TL;DR — The USE method (Utilization, Saturation, Errors) gives you a three‑dimensional view of every resource. By instrumenting each dimension with the right metrics and coupling them to concrete alerts, you can pinpoint CPU, memory, disk, and network bottlenecks before they cascade into outages.

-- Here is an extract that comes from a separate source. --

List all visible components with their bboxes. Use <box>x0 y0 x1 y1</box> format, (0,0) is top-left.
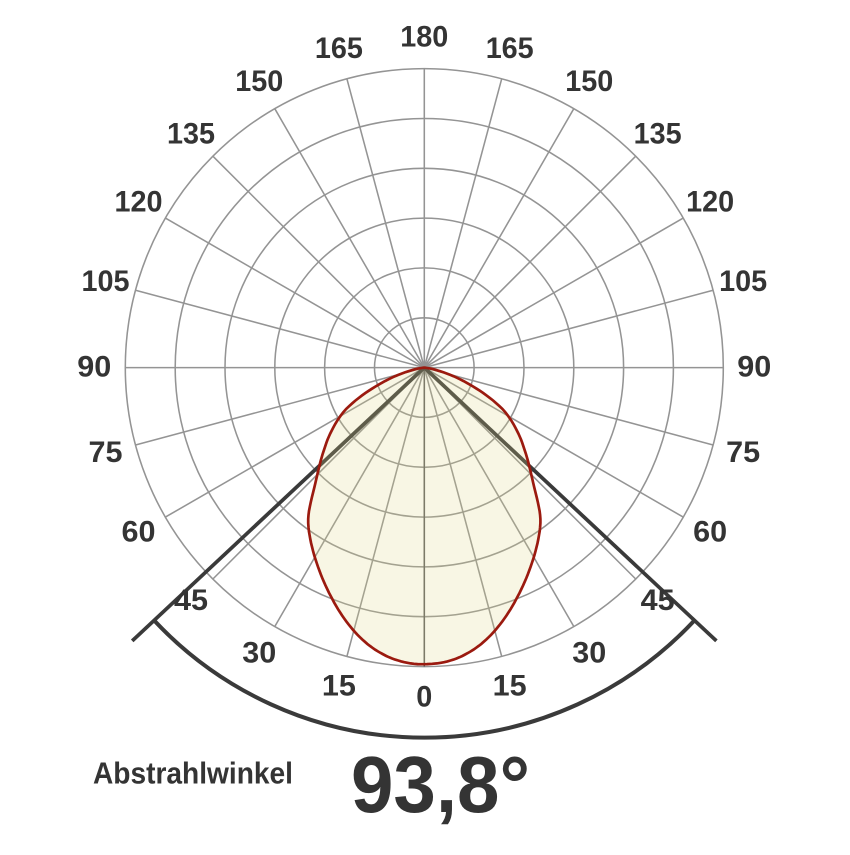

Production systems are a mosaic of CPUs, RAM, SSDs, network interfaces, and the software that stitches them together. When one piece stalls, the whole service can feel the pain. The USE method, originally coined by Brendan Gregg, provides a pragmatic checklist that maps directly onto the observability stack most enterprises already run—Prometheus, Grafana, OpenTelemetry, and the like. This post walks through each leg of the method, shows you how to instrument it with real‑world tooling, and ties the metrics into architectural patterns that survive at scale.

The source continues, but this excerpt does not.